All along, Mike Malone reminded where this team started, and the improvement it made in just a season. He’s right, a 16 game improvement should not go unnoticed. The Denver coach shed light, “I understand the emotion, I understand the frustration. But we all share in that. And all I can tell you is this: We’re heading in the right direction. We’re getting better. We improved in a lot of areas this year,” he recounted with conviction. Not to mention, the team had 11 more sellouts than last season. Unfortunately, advancement means greater expectations. Next season may define Malone’s career as Nuggets coach, even if additional amelioration is exhibited.
It’s worth noting that the Nuggets were just 4 games behind the 4 seed in a tight Western Conference race. The Western Conference is the best it’s ever been and the Nuggets are in a dead-heat for a top-5 seed. Adding a former MVP candidate that is working to recoup his vitality, is decidedly worth the flier.
Other transactions stand as more ambiguous.
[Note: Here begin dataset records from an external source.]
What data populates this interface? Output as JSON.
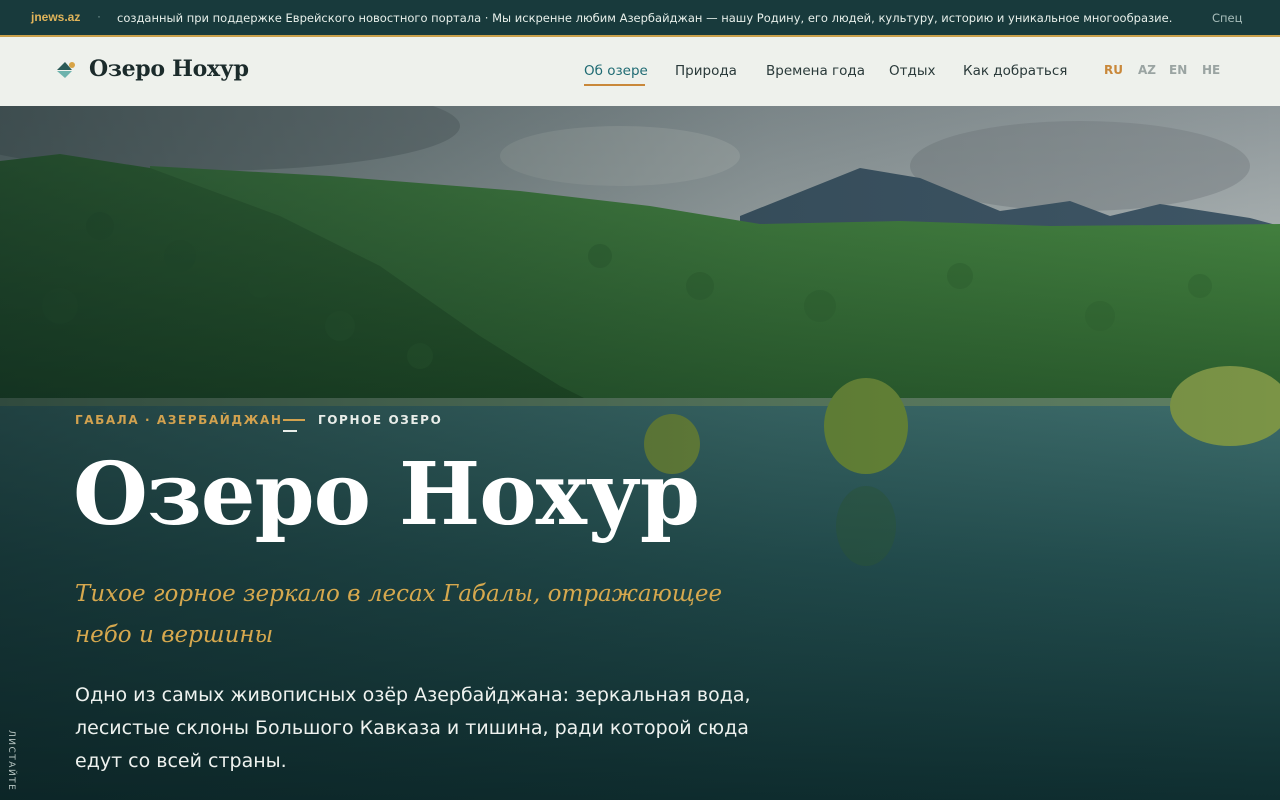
{
  "ticker": {
    "brand": "jnews.az",
    "separator": "·",
    "message": "созданный при поддержке Еврейского новостного портала · Мы искренне любим Азербайджан — нашу Родину, его людей, культуру, историю и уникальное многообразие.",
    "message_cont": "Спец"
  },
  "header": {
    "logo": "Озеро Нохур",
    "nav": [
      "Об озере",
      "Природа",
      "Времена года",
      "Отдых",
      "Как добраться"
    ],
    "active_nav": "Об озере",
    "languages": [
      "RU",
      "AZ",
      "EN",
      "HE"
    ],
    "active_language": "RU"
  },
  "hero": {
    "eyebrow_location": "ГАБАЛА · АЗЕРБАЙДЖАН",
    "eyebrow_type": "ГОРНОЕ ОЗЕРО",
    "title": "Озеро Нохур",
    "subtitle": "Тихое горное зеркало в лесах Габалы, отражающее небо и вершины",
    "lead": "Одно из самых живописных озёр Азербайджана: зеркальная вода, лесистые склоны Большого Кавказа и тишина, ради которой сюда едут со всей страны.",
    "scroll_hint": "ЛИСТАЙТЕ"
  },
  "colors": {
    "accent_gold": "#d2a24f",
    "accent_teal": "#1f6b73",
    "ticker_bg": "#183a3c",
    "header_bg": "#eef1ec"
  }
}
They performed a trade 3 years too late by getting rid of Kenneth Faried — with a 2019 protected first-rounder attached. Once thought to garner a first-round pick himself, Faried’s monetary value diluted his playing ability.
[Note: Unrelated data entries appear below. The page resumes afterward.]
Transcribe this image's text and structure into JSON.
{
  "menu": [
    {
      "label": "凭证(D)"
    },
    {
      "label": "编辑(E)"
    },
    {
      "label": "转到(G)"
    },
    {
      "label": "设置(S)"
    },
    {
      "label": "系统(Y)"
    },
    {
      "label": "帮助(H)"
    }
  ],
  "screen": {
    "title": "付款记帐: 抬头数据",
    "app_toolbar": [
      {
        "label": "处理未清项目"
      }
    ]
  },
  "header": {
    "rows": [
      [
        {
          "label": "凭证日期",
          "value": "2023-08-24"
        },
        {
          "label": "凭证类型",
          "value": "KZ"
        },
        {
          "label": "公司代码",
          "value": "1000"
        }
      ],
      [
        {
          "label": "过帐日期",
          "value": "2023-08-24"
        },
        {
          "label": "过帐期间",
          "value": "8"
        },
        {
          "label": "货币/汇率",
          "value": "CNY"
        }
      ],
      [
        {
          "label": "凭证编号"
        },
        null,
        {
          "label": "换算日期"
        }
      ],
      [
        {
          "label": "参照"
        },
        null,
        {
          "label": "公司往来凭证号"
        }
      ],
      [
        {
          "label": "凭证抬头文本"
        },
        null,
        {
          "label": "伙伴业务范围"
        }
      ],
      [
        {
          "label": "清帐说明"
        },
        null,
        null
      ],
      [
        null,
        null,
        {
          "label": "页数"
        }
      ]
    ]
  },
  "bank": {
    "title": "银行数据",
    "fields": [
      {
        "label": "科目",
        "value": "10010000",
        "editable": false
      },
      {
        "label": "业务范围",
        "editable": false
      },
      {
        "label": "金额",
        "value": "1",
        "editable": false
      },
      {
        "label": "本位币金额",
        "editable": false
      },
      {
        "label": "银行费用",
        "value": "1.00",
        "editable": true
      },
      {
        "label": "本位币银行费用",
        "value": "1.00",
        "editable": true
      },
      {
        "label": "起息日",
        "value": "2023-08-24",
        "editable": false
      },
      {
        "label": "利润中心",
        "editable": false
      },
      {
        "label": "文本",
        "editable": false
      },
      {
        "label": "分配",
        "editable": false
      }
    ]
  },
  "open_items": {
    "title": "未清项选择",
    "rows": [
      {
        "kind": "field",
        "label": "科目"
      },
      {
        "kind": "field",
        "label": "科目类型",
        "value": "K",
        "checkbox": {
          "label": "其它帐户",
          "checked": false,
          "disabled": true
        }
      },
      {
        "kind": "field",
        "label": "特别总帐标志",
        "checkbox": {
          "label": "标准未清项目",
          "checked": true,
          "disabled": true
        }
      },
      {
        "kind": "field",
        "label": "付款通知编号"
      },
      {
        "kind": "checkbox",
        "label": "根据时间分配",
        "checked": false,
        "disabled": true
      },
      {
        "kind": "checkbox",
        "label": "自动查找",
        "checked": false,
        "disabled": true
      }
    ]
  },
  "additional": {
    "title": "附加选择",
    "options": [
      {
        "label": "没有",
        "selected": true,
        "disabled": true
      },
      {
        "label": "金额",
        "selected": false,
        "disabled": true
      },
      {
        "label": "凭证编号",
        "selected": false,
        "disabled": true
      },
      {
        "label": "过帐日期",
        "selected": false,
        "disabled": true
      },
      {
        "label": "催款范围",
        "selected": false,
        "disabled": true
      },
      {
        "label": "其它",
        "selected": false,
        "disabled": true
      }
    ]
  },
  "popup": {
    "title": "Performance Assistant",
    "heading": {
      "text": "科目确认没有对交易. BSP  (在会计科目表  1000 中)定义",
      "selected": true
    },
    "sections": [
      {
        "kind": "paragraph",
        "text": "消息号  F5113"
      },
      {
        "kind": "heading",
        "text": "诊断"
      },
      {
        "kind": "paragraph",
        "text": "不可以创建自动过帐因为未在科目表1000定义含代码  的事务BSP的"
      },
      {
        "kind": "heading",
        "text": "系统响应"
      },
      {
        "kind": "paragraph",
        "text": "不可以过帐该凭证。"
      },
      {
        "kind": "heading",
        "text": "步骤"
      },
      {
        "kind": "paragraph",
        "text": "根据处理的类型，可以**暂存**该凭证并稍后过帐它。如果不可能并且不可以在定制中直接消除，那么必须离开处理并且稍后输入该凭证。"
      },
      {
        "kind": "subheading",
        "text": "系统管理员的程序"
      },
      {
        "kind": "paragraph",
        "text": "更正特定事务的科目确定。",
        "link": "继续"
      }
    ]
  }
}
Jamal Murray and Gary Harris already congest Denver’s backcourt. In Sacramento, Mike Malone preferred the smaller guard to act as a sixth-man in his fast-paced offense. It looks like Malone will fulfill that prophecy with Thomas receiving 25-30 minutes per game. To not consign to oblivion, Will Barton inked a lavish, 4 year-$54 million contract. Barton was the de facto backup point guard, controlling the ball in pick and roll and other half-court situations. As a result of Barton’s staggering presence, Thomas may be knocked down to 7th man.
In taking a lesser role, the former star apprehends that his voice will have to echo positivity and optimism. His game and personality deviate from Denver’s former backup floor generals, Devin Harris and Jameer Nelson. Harris and Nelson focused on getting the ball to younger superstars and taking on a mentor role on and off the court. Thomas is mostly volatile as a scorer, searching for his shot first –and second. He also tries to do what’s better for him off the court, going as far as self-promoting himself on social media.
Thomas knows the intricacies of the NBA. The league is defiantly a business. A dog eats dog world. He also knows that he controls his own destiny and whether the Brinks truck will ever be brought out. He has one year to prove himself.
Isaiah’s eyes grew heavy, his voice crackling, evidently weary of describing the trade to Cleveland. “There’s no loyalty. They’re going to what’s best for them. And you gotta do what’s best for you,” he concluded. Reasonably, there may not be a better way to describe Denver. After all, if the NBA has taught Thomas anything, it could be the last time he laces up his shoes to play in an NBA game.